Ramadan Menjadi Momentum Memperkuat Nilai Kebersamaan dan Empati
Palangka Raya, 25 Februari 2026 – Memasuki hari ketiga pelaksanaan Pembinaan Pendidikan Karakter pasca libur awal puasa, SMAN 4 Palangka Raya mengangkat tema toleransi dan kepedulian sosial sebagai fokus utama pembinaan di kelas.
Kegiatan diawali dengan refleksi bersama yang dipandu oleh wali kelas. Peserta didik diajak memahami pentingnya menghargai perbedaan, menjaga kerukunan, serta menumbuhkan empati terhadap sesama, terutama di lingkungan sekolah yang beragam.

Bagi siswa yang beragama Islam, refleksi diarahkan pada makna puasa sebagai sarana memperkuat kepedulian terhadap orang lain dan meningkatkan akhlak mulia. Sementara itu, siswa yang beragama non-Islam melaksanakan pendidikan karakter sesuai keyakinan masing-masing dengan pendampingan guru, melalui penguatan nilai kasih, tanggung jawab, dan sikap saling menghormati.

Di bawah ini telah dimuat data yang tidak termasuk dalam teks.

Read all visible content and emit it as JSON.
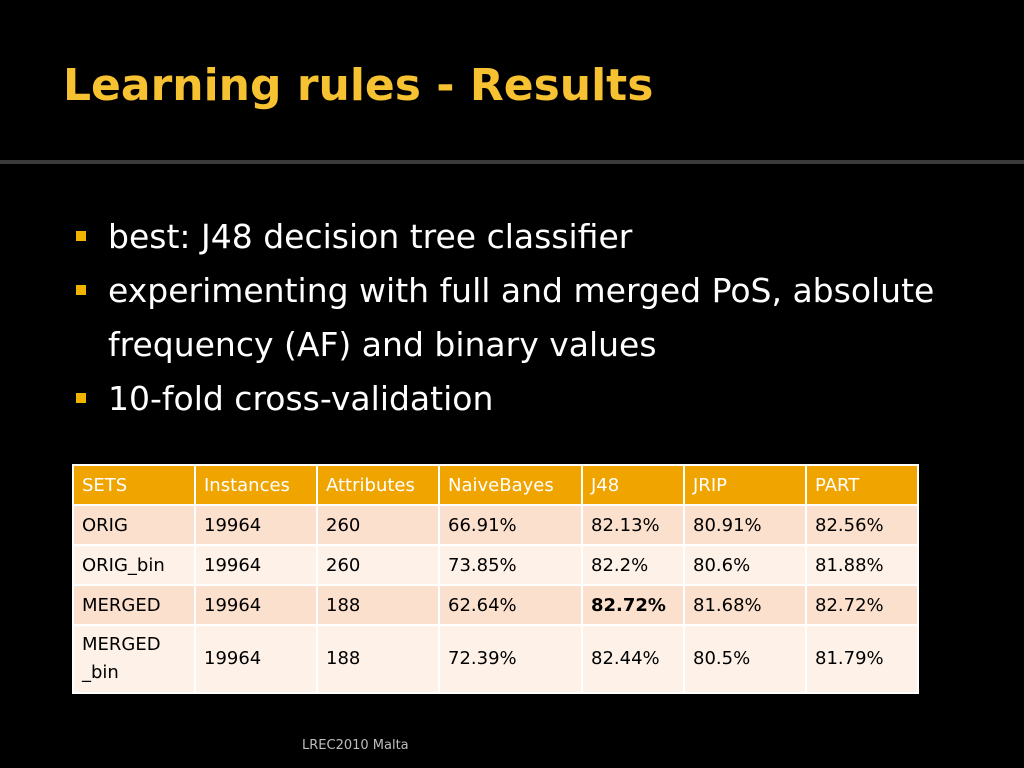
{
  "slide": {
    "title": "Learning rules - Results",
    "bullets": [
      "best: J48 decision tree classifier",
      "experimenting with full and merged PoS, absolute frequency (AF) and binary values",
      "10-fold cross-validation"
    ],
    "footer": "LREC2010 Malta"
  },
  "table": {
    "headers": [
      "SETS",
      "Instances",
      "Attributes",
      "NaiveBayes",
      "J48",
      "JRIP",
      "PART"
    ],
    "rows": [
      [
        "ORIG",
        "19964",
        "260",
        "66.91%",
        "82.13%",
        "80.91%",
        "82.56%"
      ],
      [
        "ORIG_bin",
        "19964",
        "260",
        "73.85%",
        "82.2%",
        "80.6%",
        "81.88%"
      ],
      [
        "MERGED",
        "19964",
        "188",
        "62.64%",
        "82.72%",
        "81.68%",
        "82.72%"
      ],
      [
        "MERGED _bin",
        "19964",
        "188",
        "72.39%",
        "82.44%",
        "80.5%",
        "81.79%"
      ]
    ],
    "bold_cell": {
      "row": 2,
      "col": 4
    }
  },
  "colors": {
    "title": "#f6c231",
    "bullet_marker": "#f0b400",
    "header_bg": "#f0a400",
    "row_odd_bg": "#fbe0cd",
    "row_even_bg": "#fdf1e8",
    "background": "#000000"
  }
}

Dalam proses pembelajaran, guru mengintegrasikan nilai toleransi melalui diskusi kelompok dan studi kasus sederhana tentang kehidupan bermasyarakat. Siswa tampak aktif menyampaikan pendapat dan menunjukkan sikap saling menghargai dalam setiap interaksi.
Kepala SMAN 4 Palangka Raya, Sudiro, S.Pd., M.M., menyampaikan bahwa keberagaman merupakan kekuatan yang harus dirawat bersama. “Sekolah harus menjadi ruang aman dan nyaman bagi seluruh peserta didik untuk tumbuh, belajar, dan berkembang tanpa membedakan latar belakang,” ungkap beliau.
Suasana kegiatan hari ketiga berlangsung tertib dan penuh kebersamaan. Dokumentasi kegiatan telah dihimpun sebagai bagian dari laporan perkembangan harian pembinaan karakter selama bulan Ramadan.
Melalui tema toleransi dan kepedulian sosial ini, diharapkan seluruh peserta didik semakin mampu membangun sikap empati, menghargai perbedaan, serta menjaga harmoni di lingkungan sekolah maupun masyarakat.